Microsoft and Facebook both lanes on single repo strategy. Facebook has given up and moved to Mercurial. I am very happy Microsoft has kept improved Git. Feel great about Microsoft.
https://code.facebook.com/posts/218678814984400/scaling-mercurial-at-facebook/
Microsoft takes truly distributed VCS (I mean git) and tries to make into centralized VCS with distributed flavor. Something tells me that this is not going to work well. Anyway, git fanboys and cultists are now excited. Good job, Microsoft.
That’s kind of funny.
This is great work. Also great to hear your voice again in all this. I’m impressed with the new direction Microsoft is taking, and with the willingness to add and collaborate in the open source ecosystem.

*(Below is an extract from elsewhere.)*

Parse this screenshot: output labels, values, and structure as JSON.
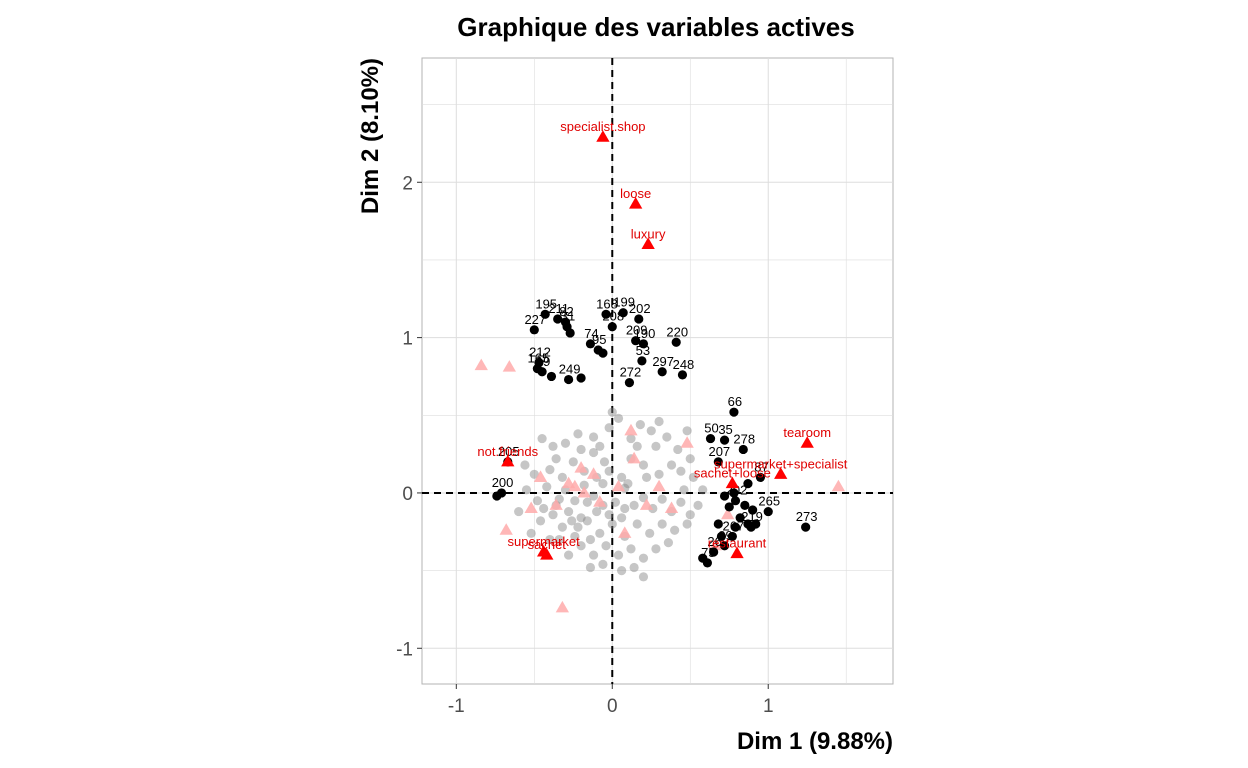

Hi Brian, as always great post !!!
I won´t share questions or concerns. I just let you know that you make my Saturday morning in Toronto, reading this while I´m having a cup of coffee. Keep on the work in progress, and this is something which I really can start to share about at enterprise level (I´ve been in the “Git is not enough” discussion several times)
Best regards
-El Bruno
What? This was a long post?! I expected something even more fine grained! 🙂
Is there any more detailed documentation on the Windows filter driver and changes done to git?
But seriously, this is very interesting solution. I guess it’s important only for 0,01% of companies but the engineering and design sounds really good.